If you are a fan of the Prim-Ed ‘Comprehension Box’ and are also a regular and frequent user of digital tools in your classroom, then the Let’s Teach platform will be a perfect fit for you. The Prim-Ed, ‘Let’s Teach’ library is an online interface where teachers and students can access and engage with the very popular resource, ‘The Comprehension Box’.
Once you log in for your free two week review, you have access to the three levels of The Comprehension Box and the corresponding teacher manuals. The Comprehension Box 1 (red box) is aimed at 1st and 2nd Class, The Comprehension Box 2 (green box) is aimed at 3rd and 4th Class and The Comprehension Box 3 (blue blox) is aimed at 5th and 6th Class. You then set-up your students and assign them to the appropriate level box. The Let’s Teach Library is a digitised version of the actual boxes.
Then you must register your class. Each student can be registered individually and registration requires an email address. Realistically this will have to be a working email address that the children can gain access to their login details and password generated and sent through the platform. In this case, using their Google Classroom accounts would not work, so you would need to have the parents email.
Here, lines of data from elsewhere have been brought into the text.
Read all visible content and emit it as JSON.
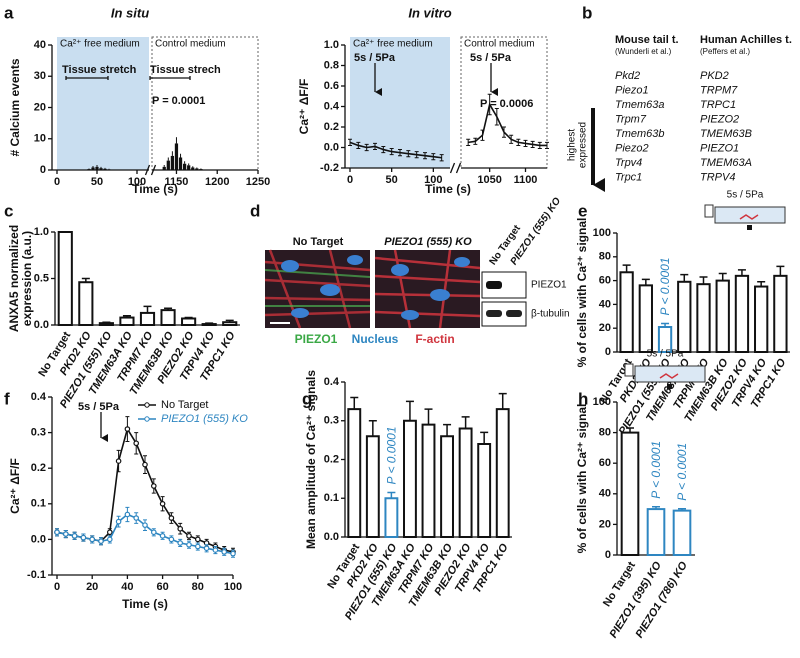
{
  "chart_data": [
    {
      "type": "bar",
      "panel": "a",
      "title": "In situ",
      "ylabel": "# Calcium events",
      "xlabel": "Time (s)",
      "ylim": [
        0,
        40
      ],
      "yticks": [
        0,
        10,
        20,
        30,
        40
      ],
      "segments": [
        {
          "xlim": [
            0,
            115
          ],
          "xticks": [
            0,
            50,
            100
          ],
          "region": "Ca²⁺ free medium",
          "region_color": "#c9def0",
          "region_style": "solid"
        },
        {
          "xlim": [
            1120,
            1250
          ],
          "xticks": [
            1150,
            1200,
            1250
          ],
          "region": "Control medium",
          "region_color": null,
          "region_style": "dotted"
        }
      ],
      "x": [
        40,
        45,
        50,
        55,
        60,
        65,
        1135,
        1140,
        1145,
        1150,
        1155,
        1160,
        1165,
        1170,
        1175,
        1180
      ],
      "values": [
        0.3,
        0.8,
        1,
        0.6,
        0.4,
        0.2,
        1,
        3,
        4.5,
        8.5,
        4,
        2,
        1.5,
        0.8,
        0.5,
        0.3
      ],
      "errors": [
        0.2,
        0.5,
        0.6,
        0.4,
        0.3,
        0.2,
        0.6,
        1,
        1.5,
        2,
        1.2,
        0.8,
        0.6,
        0.4,
        0.3,
        0.2
      ],
      "color": "#111111",
      "annotations": [
        "Tissue stretch",
        "Tissue strech",
        "P = 0.0001"
      ]
    },
    {
      "type": "line",
      "title": "In vitro",
      "ylabel": "Ca²⁺ ΔF/F",
      "xlabel": "Time (s)",
      "ylim": [
        -0.2,
        1.0
      ],
      "yticks": [
        {
          "value": -0.2,
          "label": "-0.2"
        },
        {
          "value": 0,
          "label": "0.0"
        },
        {
          "value": 0.2,
          "label": "0.2"
        },
        {
          "value": 0.4,
          "label": "0.4"
        },
        {
          "value": 0.6,
          "label": "0.6"
        },
        {
          "value": 0.8,
          "label": "0.8"
        },
        {
          "value": 1,
          "label": "1.0"
        }
      ],
      "segments": [
        {
          "xlim": [
            0,
            120
          ],
          "xticks": [
            0,
            50,
            100
          ],
          "region": "Ca²⁺ free medium",
          "region_color": "#c9def0",
          "region_style": "solid"
        },
        {
          "xlim": [
            1010,
            1130
          ],
          "xticks": [
            1050,
            1100
          ],
          "region": "Control medium",
          "region_color": null,
          "region_style": "dotted"
        }
      ],
      "x": [
        0,
        10,
        20,
        30,
        40,
        50,
        60,
        70,
        80,
        90,
        100,
        110,
        1020,
        1030,
        1040,
        1050,
        1060,
        1070,
        1080,
        1090,
        1100,
        1110,
        1120,
        1130
      ],
      "series": [
        {
          "color": "#111111",
          "values": [
            0.05,
            0.02,
            0.0,
            0.01,
            -0.02,
            -0.04,
            -0.05,
            -0.06,
            -0.07,
            -0.08,
            -0.09,
            -0.1,
            0.05,
            0.06,
            0.12,
            0.42,
            0.3,
            0.15,
            0.08,
            0.05,
            0.04,
            0.03,
            0.02,
            0.02
          ],
          "errors": [
            0.03,
            0.03,
            0.03,
            0.03,
            0.03,
            0.03,
            0.03,
            0.03,
            0.03,
            0.03,
            0.03,
            0.03,
            0.03,
            0.03,
            0.05,
            0.1,
            0.08,
            0.05,
            0.04,
            0.03,
            0.03,
            0.03,
            0.03,
            0.03
          ]
        }
      ],
      "annotations": [
        "5s / 5Pa",
        "5s / 5Pa",
        "P = 0.0006"
      ]
    },
    {
      "type": "bar",
      "panel": "c",
      "ylabel": [
        "ANXA5 normalized",
        "expression (a.u.)"
      ],
      "ylim": [
        0,
        1
      ],
      "yticks": [
        {
          "value": 0,
          "label": "0.0"
        },
        {
          "value": 0.5,
          "label": "0.5"
        },
        {
          "value": 1,
          "label": "1.0"
        }
      ],
      "categories": [
        "No Target",
        "PKD2 KO",
        "PIEZO1 (555) KO",
        "TMEM63A KO",
        "TRPM7 KO",
        "TMEM63B KO",
        "PIEZO2 KO",
        "TRPV4 KO",
        "TRPC1 KO"
      ],
      "values": [
        1.0,
        0.46,
        0.02,
        0.08,
        0.13,
        0.16,
        0.07,
        0.01,
        0.03
      ],
      "errors": [
        0,
        0.04,
        0.01,
        0.02,
        0.07,
        0.02,
        0.01,
        0.01,
        0.02
      ],
      "colors": [
        "#111111",
        "#111111",
        "#111111",
        "#111111",
        "#111111",
        "#111111",
        "#111111",
        "#111111",
        "#111111"
      ]
    },
    {
      "type": "bar",
      "panel": "e",
      "ylabel": "% of cells with Ca²⁺ signal",
      "ylim": [
        0,
        100
      ],
      "yticks": [
        0,
        20,
        40,
        60,
        80,
        100
      ],
      "categories": [
        "No Target",
        "PKD2 KO",
        "PIEZO1 (555) KO",
        "TMEM63A KO",
        "TRPM7 KO",
        "TMEM63B KO",
        "PIEZO2 KO",
        "TRPV4 KO",
        "TRPC1 KO"
      ],
      "values": [
        67,
        56,
        21,
        59,
        57,
        60,
        64,
        55,
        64
      ],
      "errors": [
        6,
        5,
        3,
        6,
        6,
        6,
        5,
        4,
        8
      ],
      "colors": [
        "#111111",
        "#111111",
        "#2e86c1",
        "#111111",
        "#111111",
        "#111111",
        "#111111",
        "#111111",
        "#111111"
      ],
      "annotations": [
        {
          "text": "P < 0.0001",
          "at": "PIEZO1 (555) KO"
        }
      ],
      "inset_label": "5s / 5Pa"
    },
    {
      "type": "line",
      "panel": "f",
      "ylabel": "Ca²⁺ ΔF/F",
      "xlabel": "Time (s)",
      "xlim": [
        0,
        100
      ],
      "xticks": [
        0,
        20,
        40,
        60,
        80,
        100
      ],
      "ylim": [
        -0.1,
        0.4
      ],
      "yticks": [
        {
          "value": -0.1,
          "label": "-0.1"
        },
        {
          "value": 0,
          "label": "0.0"
        },
        {
          "value": 0.1,
          "label": "0.1"
        },
        {
          "value": 0.2,
          "label": "0.2"
        },
        {
          "value": 0.3,
          "label": "0.3"
        },
        {
          "value": 0.4,
          "label": "0.4"
        }
      ],
      "x": [
        0,
        5,
        10,
        15,
        20,
        25,
        30,
        35,
        40,
        45,
        50,
        55,
        60,
        65,
        70,
        75,
        80,
        85,
        90,
        95,
        100
      ],
      "markers": true,
      "legend": "upper right",
      "series": [
        {
          "name": "No Target",
          "color": "#111111",
          "values": [
            0.02,
            0.015,
            0.01,
            0.005,
            0.0,
            -0.005,
            0.02,
            0.22,
            0.31,
            0.27,
            0.21,
            0.15,
            0.1,
            0.06,
            0.03,
            0.01,
            0.0,
            -0.01,
            -0.02,
            -0.03,
            -0.035
          ],
          "errors": [
            0.01,
            0.01,
            0.01,
            0.01,
            0.01,
            0.01,
            0.01,
            0.03,
            0.035,
            0.03,
            0.025,
            0.02,
            0.02,
            0.015,
            0.015,
            0.01,
            0.01,
            0.01,
            0.01,
            0.01,
            0.01
          ]
        },
        {
          "name": "PIEZO1 (555) KO",
          "color": "#2e86c1",
          "values": [
            0.02,
            0.015,
            0.01,
            0.005,
            0.0,
            -0.005,
            0.0,
            0.05,
            0.07,
            0.06,
            0.04,
            0.02,
            0.01,
            0.0,
            -0.01,
            -0.015,
            -0.02,
            -0.025,
            -0.03,
            -0.035,
            -0.04
          ],
          "errors": [
            0.01,
            0.01,
            0.01,
            0.01,
            0.01,
            0.01,
            0.01,
            0.015,
            0.02,
            0.015,
            0.015,
            0.01,
            0.01,
            0.01,
            0.01,
            0.01,
            0.01,
            0.01,
            0.01,
            0.01,
            0.01
          ]
        }
      ],
      "annotations": [
        "5s / 5Pa"
      ]
    },
    {
      "type": "bar",
      "panel": "g",
      "ylabel": "Mean amplitude of Ca²⁺ signals",
      "ylim": [
        0,
        0.4
      ],
      "yticks": [
        {
          "value": 0,
          "label": "0.0"
        },
        {
          "value": 0.1,
          "label": "0.1"
        },
        {
          "value": 0.2,
          "label": "0.2"
        },
        {
          "value": 0.3,
          "label": "0.3"
        },
        {
          "value": 0.4,
          "label": "0.4"
        }
      ],
      "categories": [
        "No Target",
        "PKD2 KO",
        "PIEZO1 (555) KO",
        "TMEM63A KO",
        "TRPM7 KO",
        "TMEM63B KO",
        "PIEZO2 KO",
        "TRPV4 KO",
        "TRPC1 KO"
      ],
      "values": [
        0.33,
        0.26,
        0.1,
        0.3,
        0.29,
        0.26,
        0.28,
        0.24,
        0.33
      ],
      "errors": [
        0.03,
        0.04,
        0.015,
        0.05,
        0.04,
        0.03,
        0.03,
        0.03,
        0.04
      ],
      "colors": [
        "#111111",
        "#111111",
        "#2e86c1",
        "#111111",
        "#111111",
        "#111111",
        "#111111",
        "#111111",
        "#111111"
      ],
      "annotations": [
        {
          "text": "P < 0.0001",
          "at": "PIEZO1 (555) KO"
        }
      ]
    },
    {
      "type": "bar",
      "panel": "h",
      "ylabel": "% of cells with Ca²⁺ signal",
      "ylim": [
        0,
        100
      ],
      "yticks": [
        0,
        20,
        40,
        60,
        80,
        100
      ],
      "categories": [
        "No Target",
        "PIEZO1 (395) KO",
        "PIEZO1 (786) KO"
      ],
      "values": [
        80,
        30,
        29
      ],
      "errors": [
        3,
        1.5,
        1.2
      ],
      "colors": [
        "#111111",
        "#2e86c1",
        "#2e86c1"
      ],
      "annotations": [
        {
          "text": "P < 0.0001",
          "at": "PIEZO1 (395) KO"
        },
        {
          "text": "P < 0.0001",
          "at": "PIEZO1 (786) KO"
        }
      ],
      "inset_label": "5s / 5Pa"
    }
  ],
  "table": {
    "panel": "b",
    "arrow_label": [
      "highest",
      "expressed"
    ],
    "columns": [
      {
        "title": "Mouse tail t.",
        "source": "(Wunderli et al.)",
        "genes": [
          "Pkd2",
          "Piezo1",
          "Tmem63a",
          "Trpm7",
          "Tmem63b",
          "Piezo2",
          "Trpv4",
          "Trpc1"
        ]
      },
      {
        "title": "Human Achilles t.",
        "source": "(Peffers et al.)",
        "genes": [
          "PKD2",
          "TRPM7",
          "TRPC1",
          "PIEZO2",
          "TMEM63B",
          "PIEZO1",
          "TMEM63A",
          "TRPV4"
        ]
      }
    ]
  },
  "image": {
    "panel": "d",
    "micrographs": [
      "No Target",
      "PIEZO1 (555) KO"
    ],
    "stains": [
      "PIEZO1",
      "Nucleus",
      "F-actin"
    ],
    "blot": {
      "lanes": [
        "No Target",
        "PIEZO1 (555) KO"
      ],
      "bands": [
        "PIEZO1",
        "β-tubulin"
      ]
    }
  }
}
When the children log-in, it does require a little bit of guidance from the teacher as to how to access the comprehension cards and questions. However, once they have mastered this the rest is very easy to navigate. The children can begin on card number one and work their way through the entire box, at their own pace. Each digital box is broken down in 15 different colour coded sections, which progressively increase in complexity as you move through them. Each card has a specific comprehension skill as a focal point. The child reads the card on screen and then completes the multiple choice questions. The child receives a score of how many answers they got correct and the option to view the incorrect answers they chose. They then move on to the next card.
From the teacher side, you can keep a track of what pupil is on what card and can collect data on what percentage they are getting correct. It is very easy to interpret and to use. Mistakes are highlighted and patterns of errors easily identified. These could then be used to target a mini-lesson on the specific area of difficulty. I really love this aspect of the platform, as I do not have to wade through checklists and grids to identify the areas that need improvement.
The digital version is pretty identical to the actual The Comprehension Box which almost every school has. If I was a learning support teacher in the senior end of the school, this would be one of my tools to help children work independently on skills they require. I would re-teach the comprehension skills being taught in the classroom. I would then work on completing a card together and then assign a card for the child to complete independently (either at home or in school). This would be a fantastic way to engage their attention, integrate technology and reinforce skills that they will require through their school life. The younger children would definitely need adult support to navigate their way around the platform. However, the older children would have no issues. A child in fifth or sixth class, with an exemption from Irish and/or with literacy difficulties would gain a lot from completing the cards independently. This is a great tool that a teacher could add to their planning for Literacy.